What did they find? "...we found no difference in behavior."

So far, so good.

Then they fed ads to the "liking" group. What did they find? This group reported 8% more of the desired behavior.

Their conclusion: "...our research suggests that marketing on social media will be ineffective if it uses only pull tactics. The modern social media marketing playbook should combine new and traditional approaches."

Bullshit. That's a lot of jargon-y claptrap to mask what the the study really demonstrated  -- that advertising was effective at changing behavior and "likes" weren't.

There was only one variable that created effectiveness - advertising.

All the "combine new and traditional approaches" and "modern social media marketing" hogwash is just obfuscation designed to soften the real results of their study -- that the value of a "like" was zero and the only variable they could find that made a difference was advertising.
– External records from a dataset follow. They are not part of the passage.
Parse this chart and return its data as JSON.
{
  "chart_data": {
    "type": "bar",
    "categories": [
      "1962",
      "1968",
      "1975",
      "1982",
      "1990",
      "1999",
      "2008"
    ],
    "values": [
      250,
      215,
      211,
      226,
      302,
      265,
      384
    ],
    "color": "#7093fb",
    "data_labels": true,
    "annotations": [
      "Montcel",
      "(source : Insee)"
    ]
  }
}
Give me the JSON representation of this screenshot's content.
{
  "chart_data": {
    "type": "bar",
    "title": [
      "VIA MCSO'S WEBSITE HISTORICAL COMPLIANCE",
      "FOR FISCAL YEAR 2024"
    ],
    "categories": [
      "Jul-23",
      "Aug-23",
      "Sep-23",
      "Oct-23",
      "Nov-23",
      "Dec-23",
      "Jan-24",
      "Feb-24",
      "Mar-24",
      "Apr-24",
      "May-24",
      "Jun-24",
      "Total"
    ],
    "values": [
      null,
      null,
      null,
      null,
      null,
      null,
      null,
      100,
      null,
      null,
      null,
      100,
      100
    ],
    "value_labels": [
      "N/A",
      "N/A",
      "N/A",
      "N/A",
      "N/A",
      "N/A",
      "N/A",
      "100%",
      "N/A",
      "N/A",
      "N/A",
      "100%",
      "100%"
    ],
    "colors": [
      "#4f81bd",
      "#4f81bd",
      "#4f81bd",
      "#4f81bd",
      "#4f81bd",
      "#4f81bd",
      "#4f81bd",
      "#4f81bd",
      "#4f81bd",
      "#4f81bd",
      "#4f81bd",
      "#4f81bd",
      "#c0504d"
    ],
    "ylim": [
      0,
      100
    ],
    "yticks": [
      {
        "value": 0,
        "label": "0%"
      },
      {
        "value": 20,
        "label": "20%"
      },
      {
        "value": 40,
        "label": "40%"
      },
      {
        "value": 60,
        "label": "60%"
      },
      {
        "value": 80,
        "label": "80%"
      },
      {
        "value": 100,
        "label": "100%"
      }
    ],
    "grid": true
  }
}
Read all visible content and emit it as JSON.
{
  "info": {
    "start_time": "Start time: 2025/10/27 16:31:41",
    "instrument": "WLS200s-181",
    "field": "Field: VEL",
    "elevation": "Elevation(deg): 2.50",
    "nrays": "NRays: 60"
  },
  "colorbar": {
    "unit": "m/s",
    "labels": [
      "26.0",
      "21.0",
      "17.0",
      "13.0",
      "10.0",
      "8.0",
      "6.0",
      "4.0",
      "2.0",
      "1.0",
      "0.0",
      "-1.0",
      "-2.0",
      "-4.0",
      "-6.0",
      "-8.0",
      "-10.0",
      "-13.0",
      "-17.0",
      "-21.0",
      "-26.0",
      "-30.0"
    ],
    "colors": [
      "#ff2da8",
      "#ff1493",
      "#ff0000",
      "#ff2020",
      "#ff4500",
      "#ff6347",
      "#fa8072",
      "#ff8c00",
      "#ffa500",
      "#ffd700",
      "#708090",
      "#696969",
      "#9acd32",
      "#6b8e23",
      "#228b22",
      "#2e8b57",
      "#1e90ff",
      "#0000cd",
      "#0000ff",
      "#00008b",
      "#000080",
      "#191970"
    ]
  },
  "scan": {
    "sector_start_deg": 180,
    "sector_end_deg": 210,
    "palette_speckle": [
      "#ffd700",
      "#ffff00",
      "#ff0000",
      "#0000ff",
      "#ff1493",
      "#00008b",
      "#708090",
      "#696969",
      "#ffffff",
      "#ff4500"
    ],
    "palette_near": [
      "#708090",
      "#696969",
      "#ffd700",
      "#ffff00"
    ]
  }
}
Sadly, there was another flaw in the study that renders it useless. They didn't actually find any behavioral change. All they found was reported behavioral change.

In other words, it was self-reported baloney. And it was the lowest form of self-reported baloney -- the online kind. There isn't a reputable institution in the world who would accept this horseshit as valid science.

The only place that self-reported nonsense is acceptable as factual and publishable is in the silly world of marketing. Oh, yeah...and apparently, Harvard.